He spent time in an Iranian prison as a gay opposition activist and drag queen, suffering both torture and lashes as punishment. Now Yavar lives in Berlin, where he helps other refugees - and talks to them about HIV.

When Yavar puts on a dress and his black-and-red wig - a mane draped with a chain of glowing rose-lights - and gives his hand fan a sensuous flutter, the 34-year-old Iranian turns into Miss Salaam.

The first Iranian drag queen sees himself as a campaigner against discrimination, intolerance and violence. "Miss Salaam builds rainbow bridges within the fractured Iranian society," her Facebook page declares in its trademark florid style.

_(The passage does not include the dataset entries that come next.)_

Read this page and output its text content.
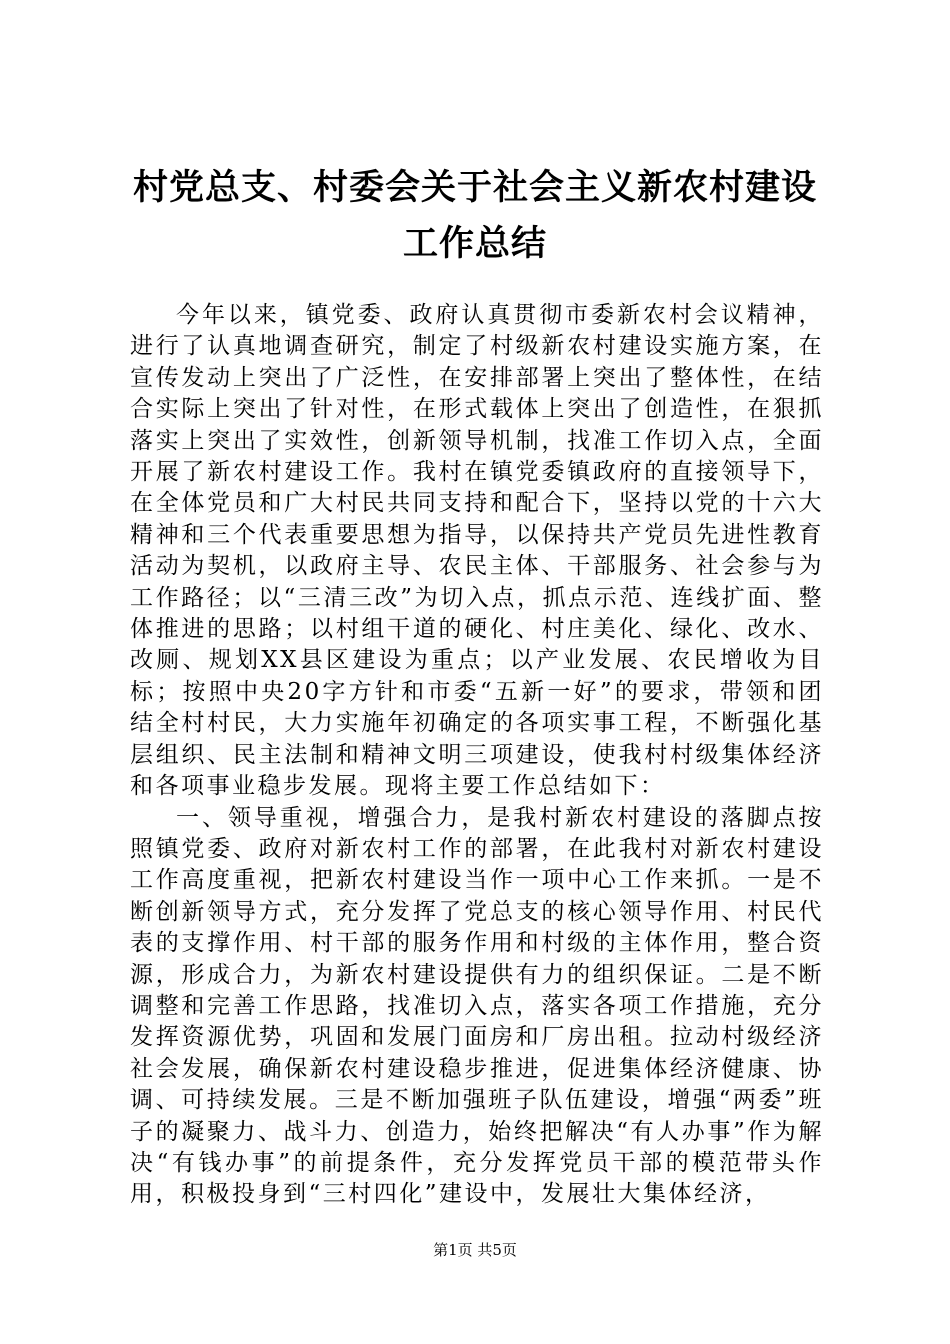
村党总支、村委会关于社会主义新农村建设工作总结

今年以来，镇党委、政府认真贯彻市委新农村会议精神，进行了认真地调查研究，制定了村级新农村建设实施方案，在宣传发动上突出了广泛性，在安排部署上突出了整体性，在结合实际上突出了针对性，在形式载体上突出了创造性，在狠抓落实上突出了实效性，创新领导机制，找准工作切入点，全面开展了新农村建设工作。我村在镇党委镇政府的直接领导下，在全体党员和广大村民共同支持和配合下，坚持以党的十六大精神和三个代表重要思想为指导，以保持共产党员先进性教育活动为契机，以政府主导、农民主体、干部服务、社会参与为工作路径；以“三清三改”为切入点，抓点示范、连线扩面、整体推进的思路；以村组干道的硬化、村庄美化、绿化、改水、改厕、规划XX县区建设为重点；以产业发展、农民增收为目标；按照中央20字方针和市委“五新一好”的要求，带领和团结全村村民，大力实施年初确定的各项实事工程，不断强化基层组织、民主法制和精神文明三项建设，使我村村级集体经济和各项事业稳步发展。现将主要工作总结如下：

一、领导重视，增强合力，是我村新农村建设的落脚点按照镇党委、政府对新农村工作的部署，在此我村对新农村建设工作高度重视，把新农村建设当作一项中心工作来抓。一是不断创新领导方式，充分发挥了党总支的核心领导作用、村民代表的支撑作用、村干部的服务作用和村级的主体作用，整合资源，形成合力，为新农村建设提供有力的组织保证。二是不断调整和完善工作思路，找准切入点，落实各项工作措施，充分发挥资源优势，巩固和发展门面房和厂房出租。拉动村级经济社会发展，确保新农村建设稳步推进，促进集体经济健康、协调、可持续发展。三是不断加强班子队伍建设，增强“两委”班子的凝聚力、战斗力、创造力，始终把解决“有人办事”作为解决“有钱办事”的前提条件，充分发挥党员干部的模范带头作用，积极投身到“三村四化”建设中，发展壮大集体经济，

第1页 共5页
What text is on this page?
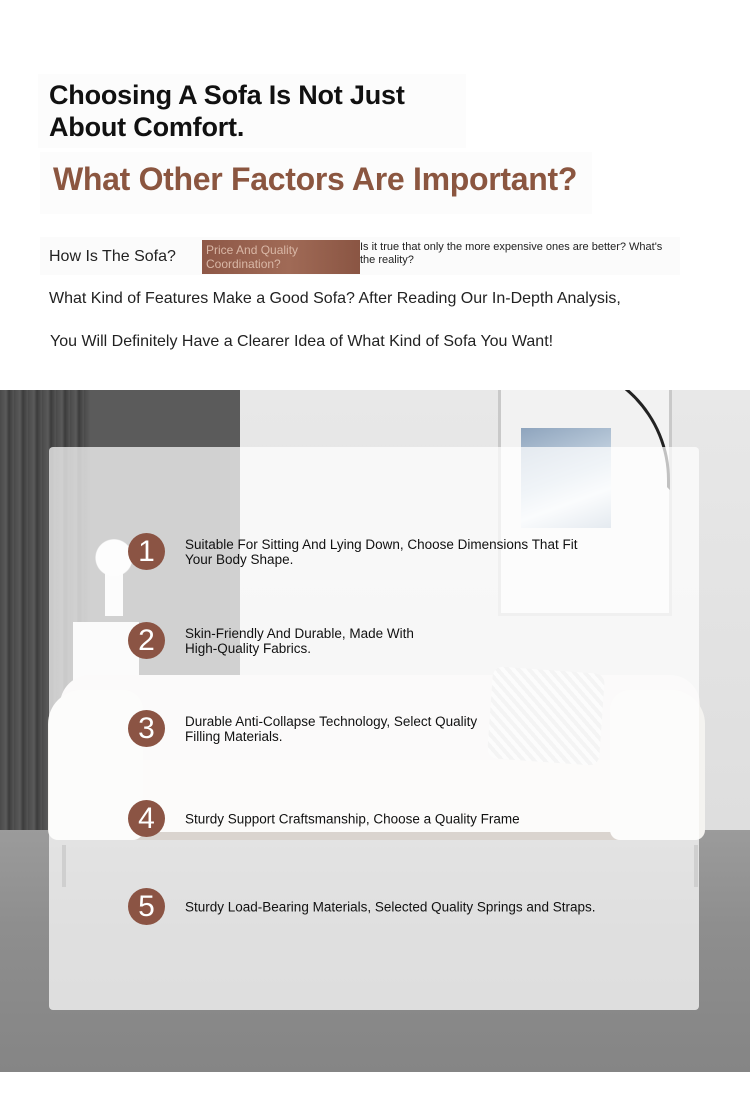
Choosing A Sofa Is Not Just About Comfort.
What Other Factors Are Important?
How Is The Sofa?	Price And Quality Coordination?
Is it true that only the more expensive ones are better? What's the reality?

What Kind of Features Make a Good Sofa? After Reading Our In-Depth Analysis,

You Will Definitely Have a Clearer Idea of What Kind of Sofa You Want!

1	Suitable For Sitting And Lying Down, Choose Dimensions That Fit Your Body Shape.
2	Skin-Friendly And Durable, Made With High-Quality Fabrics.
3	Durable Anti-Collapse Technology, Select Quality Filling Materials.
4	Sturdy Support Craftsmanship, Choose a Quality Frame
5	Sturdy Load-Bearing Materials, Selected Quality Springs and Straps.
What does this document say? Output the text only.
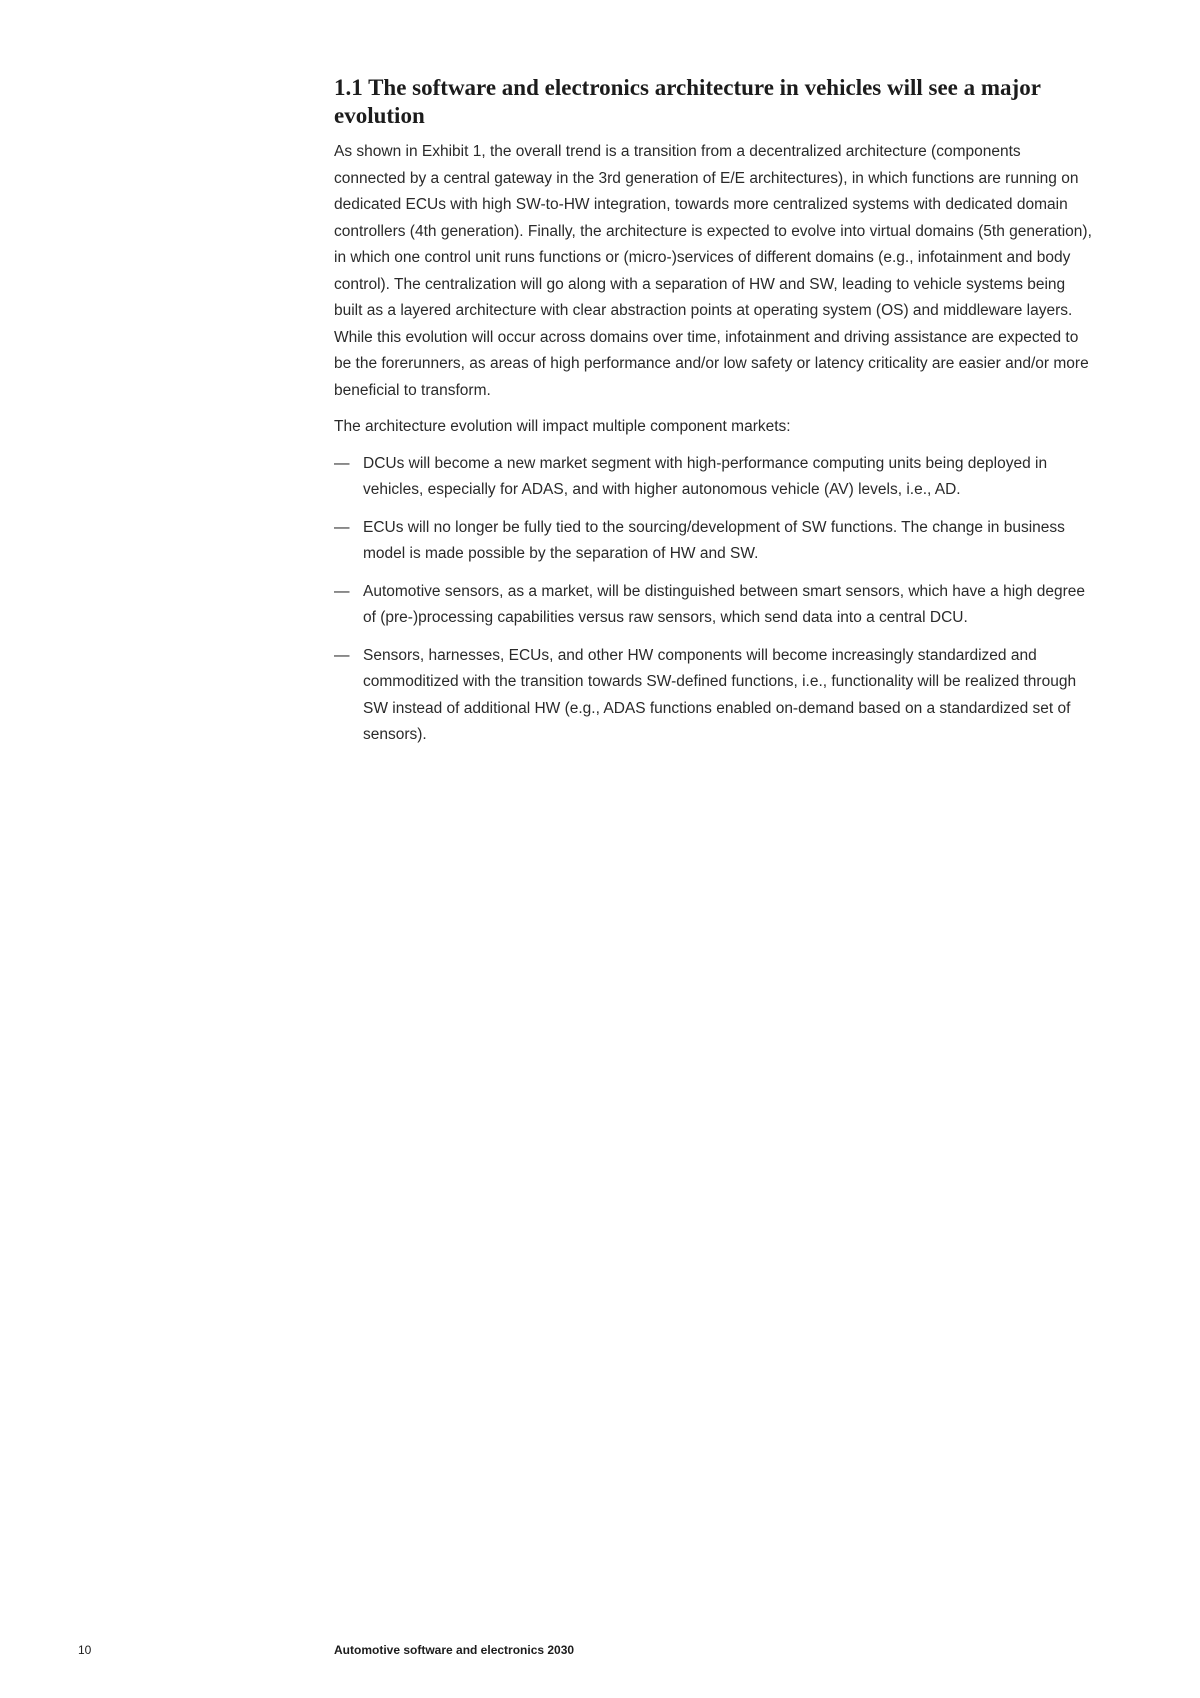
1.1 The software and electronics architecture in vehicles will see a major evolution

As shown in Exhibit 1, the overall trend is a transition from a decentralized architecture (components connected by a central gateway in the 3rd generation of E/E architectures), in which functions are running on dedicated ECUs with high SW-to-HW integration, towards more centralized systems with dedicated domain controllers (4th generation). Finally, the architecture is expected to evolve into virtual domains (5th generation), in which one control unit runs functions or (micro-)services of different domains (e.g., infotainment and body control). The centralization will go along with a separation of HW and SW, leading to vehicle systems being built as a layered architecture with clear abstraction points at operating system (OS) and middleware layers. While this evolution will occur across domains over time, infotainment and driving assistance are expected to be the forerunners, as areas of high performance and/or low safety or latency criticality are easier and/or more beneficial to transform.

The architecture evolution will impact multiple component markets:

— DCUs will become a new market segment with high-performance computing units being deployed in vehicles, especially for ADAS, and with higher autonomous vehicle (AV) levels, i.e., AD.
— ECUs will no longer be fully tied to the sourcing/development of SW functions. The change in business model is made possible by the separation of HW and SW.
— Automotive sensors, as a market, will be distinguished between smart sensors, which have a high degree of (pre-)processing capabilities versus raw sensors, which send data into a central DCU.
— Sensors, harnesses, ECUs, and other HW components will become increasingly standardized and commoditized with the transition towards SW-defined functions, i.e., functionality will be realized through SW instead of additional HW (e.g., ADAS functions enabled on-demand based on a standardized set of sensors).
10	Automotive software and electronics 2030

The character has almost 500 fans on the social media site, and Yavar wants to use her to promote understanding, "for everyone in the dark and doesn't have a voice."

"If you grow up in a country like Iran, then risk is part of life."

Yavar himself blossomed in the dark for a long time. Even in Tehran, where he lived until he was 26, he went to parties as a drag queen - in a place where homosexuality can cost you your life. 

"There is a saying in Iran: if you're in the fire, you don't understand the fire," says Yavar, explaining his bravery at the time. "If you grow up in a country like Iran, then risk is part of life. We wanted to have fun and we didn't think that it was that dangerous."

One night, the police stopped the car that Yavar was in with his friends, and arrested him in his drag outfit. He was sentenced to 70 lashes and a fine.

"When I think back, I think it was super-brave, what we did," Yavar says now. "I wouldn't do it today." 

It wasn't the first time that Yavar ended up in jail. As an art student at Tehran University, he was a part of the student movement, and was arrested during a demonstration. Yavar was tortured for a month, the police confiscated his computer and found more evidence of his homosexuality.

"People knew I was gay," he says. "I was a political activist. There were several reasons why I had to get out of there."

Yavar fled to Europe in early 2008 together with his family, and ended up in an asylum seekers' home near Bonn. He lived there for two years, and encountered more hostility for being gay. "I tried to spend as little time there as possible," Yavar says with a shrug.

It was only years later that Yavar found a place where he could be who he was: today he lives in the Kreuzberg district of Berlin and works as a counsellor in Germany's first refugee home for lesbians, gays and transsexuals in nearby Treptow.

He's needed here, because he knows only too well the problems of the Iranian residents - and speaks their language. Anyone walking through the house with him soon gets used to stopping every few metres so that Yavar can answer someone's questions. It's not unusual for him to stay longer than his shift requires.

"You can have sex every night. That's why you have to know about HIV."

Yavar is a calm conversation partner - reserved, even a little shy when being interviewed. But he knows exactly what he wants to say. There's a Frank Zappa quote that sums it up for him: "A mind is like a parachute. It doesn't work if it isn't open."

In personal conversation, Yavar often brings up HIV, and he knows that the refugees here are in a very peculiar situation. "We come from a completely closed society, and in Berlin there are so many clubs and parties," the Iranian explains. "You can have sex every night. And of course you want to live it up. That's why you have to know about HIV."

A lot of the refugees don't know anything about HIV and at first aren't interested in hearing about safe sex. Yavar can understand that, and he knows there's a lot of fear lurking behind this attitude. "If you've had unprotected sex your whole life and no one's told you there's such a thing as HIV, then you just don't want to think about it," he says.

"I had a long coming-out trauma, but everything is alright now."

In Iran, he explains, everything that has anything to do with sex is taboo. Even in his family, which Yavar describes as intellectually and politically left wing, talking about homosexuality was always a problem. "I had a long coming-out trauma, but everything is alright now. That's the most important thing."

Through Miss Salaam, Yavar has found a way to break the silence and find as wide an audience as possible. In little YouTube videos, which he films at home on his phone, he explains homo- and transphobia, talks openly about HIV, or makes jokes about racism. "It's a good strategy for addressing the Iranian community," he says.

And as a drag queen he can combine his two big passions: art and politics. He aim is to bring political substance to the lives of the party girls and boys - and a little beauty to the lives of the activists.

"I don't have a message," says Yavar. "I am the message."